Hukum pidana Islam istilah lain dari kata fiqh jinayah. Fiqh jinayah adalah segela ketentuan hukum
yang mengenai tindak pidana atau perbuatan kriminal yang dilakukan oleh
orang-orang mukalaf (orang yang dapat dibebani kewajiban), sebagai hasil
dari pemahaman atas dalil hukum yang terperinci dari Al-Quran dan Hadist.
Tindakan criminal adalah tindakan kejahatan yang menganggu ketentraman umum
serta tindakan melawan peratuaran perundang-undangan.
Hukum pidana Islam merupakan syariat Allah yang mengandung
kemaslahatan dalam kehidupan manusia di dunia dan di akhirat. Syariat yang
dimaksud, secara materil mengandung kewajiban asasi bagi setiap manusia untuk
melaksanakan syariat-syariatnya. Konsep kewajiban asasi syariat, yaitu
menempatkan Allah sebagai pemegang segala hak, baik yang ada pada diri sendiri
maupun ada pada orang lain.[1]
Hukum Pidana Islam menurut Sayyid Sabiq dalam istilah syara’ setiap perbuatan yang dilarang itu adalah
setiap perbuatan yang oleh syara’ dilarang untuk melakukannya karena adanya
bahaya terhadap agama jiwa harta lainnya. Menurut Abdul Al Qadir Audah bahwa
jinayah adalah perbuatan yang dilarang oleh syara’ baik perbuatan itu mengenai
jiwa harta benda atau lainnya
Secara umum pengertian jinayah dengan hukum pidana pada hukum positif yaitu hukum yang mengatur perbuatan yang berkaitan dengan jiwa atau anggota badan seperti membunuh melukai dan lain sebagainya[2]
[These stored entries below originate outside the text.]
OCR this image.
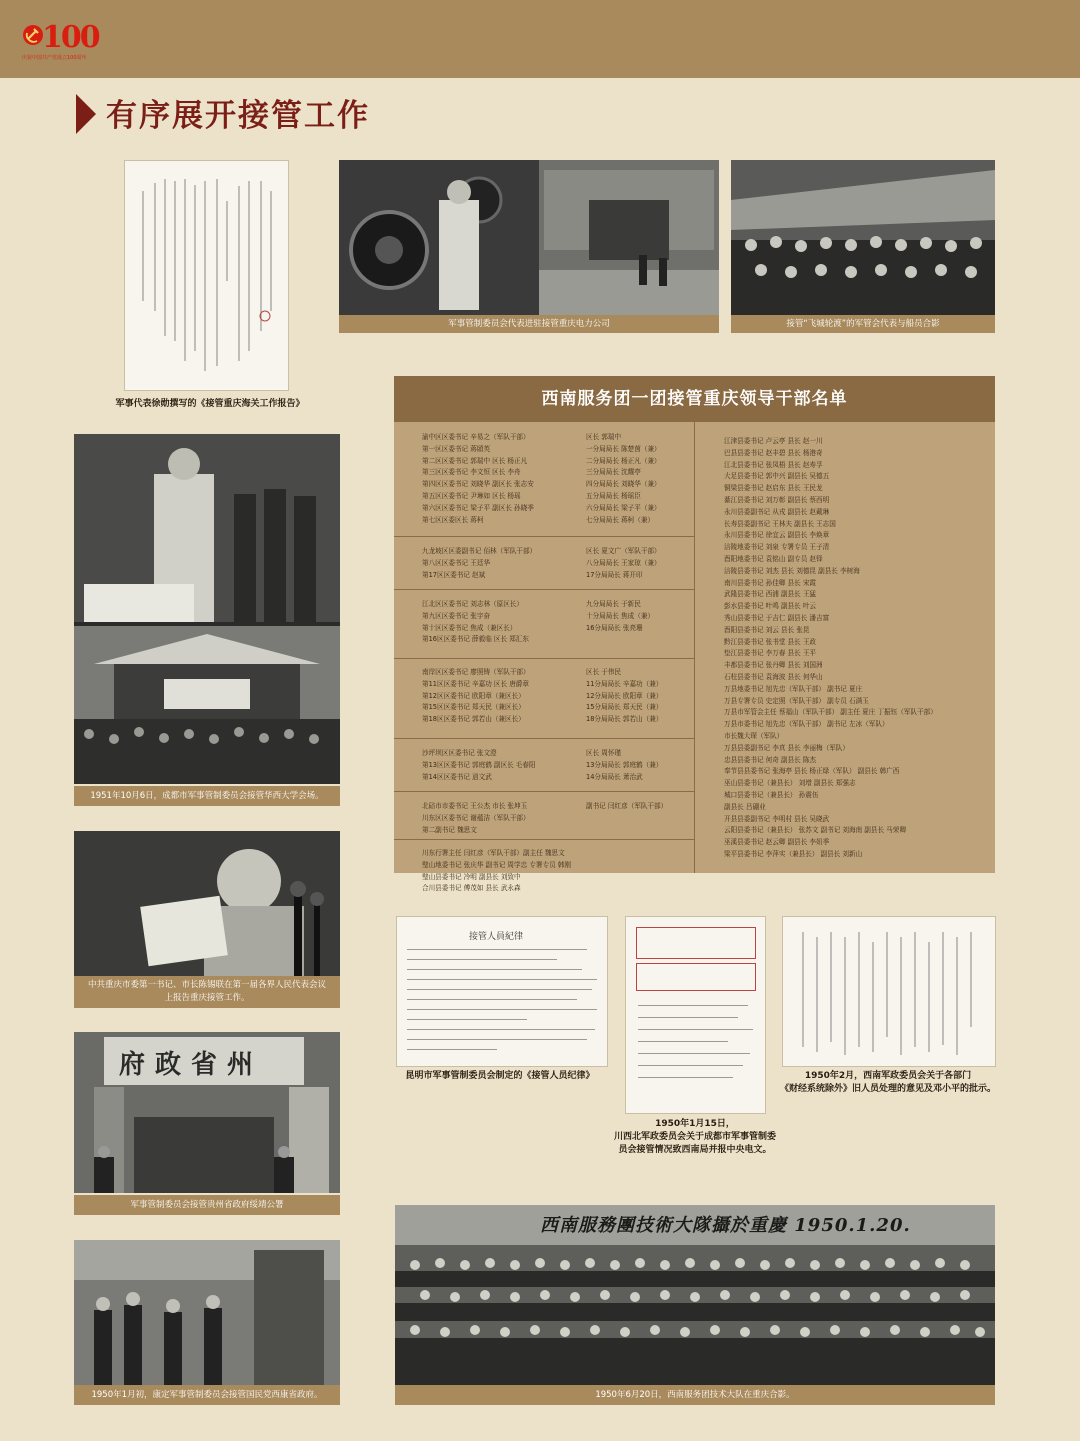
100
庆祝中国共产党成立100周年
有序展开接管工作
军事代表徐勋撰写的《接管重庆海关工作报告》
军事管制委员会代表进驻接管重庆电力公司	接管“飞城轮渡”的军管会代表与船员合影
1951年10月6日，成都市军事管制委员会接管华西大学会场。
中共重庆市委第一书记、市长陈锡联在第一届各界人民代表会议上报告重庆接管工作。
府政省州
军事管制委员会接管贵州省政府绥靖公署
1950年1月初，康定军事管制委员会接管国民党西康省政府。
西南服务团一团接管重庆领导干部名单
渝中区区委书记 辛易之（军队干部）
第一区区委书记 蒋頣英
第二区区委书记 郭瑞中 区长 杨正凡
第三区区委书记 李文恒 区长 李舟
第四区区委书记 刘晓华 副区长 张志安
第五区区委书记 尹琳如 区长 杨瑶
第六区区委书记 梁子平 副区长 孙晓季
第七区区委区长 蒋柯
区长 郭瑞中
一分局局长 陈楚茵（兼）
二分局局长 杨正凡（兼）
三分局局长 沈耀亭
四分局局长 刘晓华（兼）
五分局局长 杨瑶臣
六分局局长 梁子平（兼）
七分局局长 蒋柯（兼）
九龙坡区区委副书记 佰林（军队干部）
第八区区委书记 王廷华
第17区区委书记 赵斌
区长 夏文广（军队干部）
八分局局长 王家琼（兼）
17分局局长 蒋开印
江北区区委书记 刘志林（原区长）
第九区区委书记 张宇奋
第十区区委书记 焦成（兼区长）
第16区区委书记 薛毅临 区长 郑汇东
九分局局长 于新民
十分局局长 焦成（兼）
16分局局长 张亮珊
南岸区区委书记 廖照铸（军队干部）
第11区区委书记 辛嘉功 区长 唐爵章
第12区区委书记 欧阳章（兼区长）
第15区区委书记 郑天民（兼区长）
第18区区委书记 郭若山（兼区长）
区长 于伟民
11分局局长 辛嘉功（兼）
12分局局长 欧阳章（兼）
15分局局长 郑天民（兼）
18分局局长 郭若山（兼）
沙坪坝区区委书记 张文澄
第13区区委书记 郭庭鹤 副区长 毛春阳
第14区区委书记 逍文武
区长 周怀瑾
13分局局长 郭庭鹤（兼）
14分局局长 萧治武
北碚市市委书记 王公杰 市长 张坤玉
川东区区委书记 谢蕴洁（军队干部）
第二副书记 魏思文
副书记 闫红彦（军队干部）
川东行署主任 闫红彦（军队干部）副主任 魏思文
璧山地委书记 张庆华 副书记 周学忠 专署专员 韩刚
璧山县委书记 冷明 副县长 刘致中
合川县委书记 傅茂如 县长 武永森
江津县委书记 卢云亭 县长 赵一川
巴县县委书记 赵丰碧 县长 杨港奇
江北县委书记 张凤梧 县长 赵寿孚
大足县委书记 郭中兴 副县长 吴德五
铜梁县委书记 赵启东 县长 王民龙
綦江县委书记 刘万彰 副县长 蔡西明
永川县委副书记 从戎 副县长 赵戴琳
长寿县委副书记 王林夫 副县长 王志国
永川县委书记 徐宜云 副县长 李焕章
涪陵地委书记 刘泉 专署专员 王子清
酉阳地委书记 袁铭山 副专员 赵铎
涪陵县委书记 刘杰 县长 刘德昆 副县长 李树海
南川县委书记 孙佳卿 县长 宋霞
武隆县委书记 西浦 副县长 王猛
彭水县委书记 叶鸣 副县长 叶云
秀山县委书记 于吉仁 副县长 潘吉富
酉阳县委书记 刘云 县长 张昆
黔江县委书记 张书堂 县长 王政
垫江县委书记 李万春 县长 王平
丰都县委书记 张丹卿 县长 刘国洲
石柱县委书记 袁海波 县长 何华山
万县地委书记 旭先忠（军队干部） 副书记 夏庄
万县专署专员 史定照（军队干部） 副专员 石满玉
万县市军管会主任 蔡福山（军队干部） 副主任 夏庄 丁振钰（军队干部）
万县市委书记 旭先忠（军队干部） 副书记 左冰（军队）
市长魏大琛（军队）
万县县委副书记 李真 县长 李丽梅（军队）
忠县县委书记 何奇 副县长 陈杰
奉节县县委书记 张海亭 县长 杨正绿（军队） 副县长 韩广西
巫山县委书记（兼县长） 刘增 副县长 郑强志
城口县委书记（兼县长） 孙震伍
副县长 吕硼业
开县县委副书记 李明村 县长 吴晓武
云阳县委书记（兼县长） 张苏文 副书记 刘海南 副县长 马荣卿
巫溪县委书记 赵云卿 副县长 李妞季
梁平县委书记 李萍实（兼县长） 副县长 刘新山
接管人員紀律
昆明市军事管制委员会制定的《接管人员纪律》
1950年1月15日，
川西北军政委员会关于成都市军事管制委员会接管情况致西南局并报中央电文。
1950年2月，西南军政委员会关于各部门
《财经系统除外》旧人员处理的意见及邓小平的批示。
西南服務團技術大隊攝於重慶 1950.1.20.
1950年6月20日，西南服务团技术大队在重庆合影。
B. Ruang Lingkup Hukum Pidana Islam.
Ruang lingkup pidana Islam meliputi:
1. Zina.
Hukuman untuk
zina ditegaskan dalam Al-Quran dan Sunnah. Hukuman bagi pelaku zina yang belum
menikah atau ghairu mukhson di dasarkan pada ayat Al-Quraan surat An-Nur
ayat 2:
الزَّانِيَةُ وَالزَّانِى فَاجْلِدُوْا كُلَّ وَاحِدٍ مِنْهُمَا مِائَةَ جَلْدَةٍ
وَلَاتَأْخُذْكُمْ بِهِمَا رَأْفَةٌ فِى دِيْنِ اللهِ إِنْ
كُنْتُمْ تُؤْمِنُوْنَ بِاللهِ وَالْيَوْمِ
الْأَخِرِ وَلْيَشْهَدْ عَذَابَهُمَا طَائِفَةٌ مِنَ الْمُؤْمِنِيْنَ
“Perempuan yang
berzina dan laki-laki yang berzina, maka deralah tiap-tiap orang dari mereka
seratus kali dera, dan janganlah belas kasihan kepada keduanya mencegah kalian
dari menjalankan agama Allah, jika kamu beriman kepada Allah dan hari akhir,
dan hendaklah (pelaksanaan) hukuman mereka di saksikan oleh sekumpulan dari
orang-orang beriman”
Sedangkan bagi
orang yang sudah menikah atau mukhson hukumanya menurut para ahli hukum
Islam adalah rajam atau dilempar batu sampai mati. Hukuman ini di sandarkan
pada hadist nabi” Terimalah dariku! Terimalah dariku! Terimalah dariku!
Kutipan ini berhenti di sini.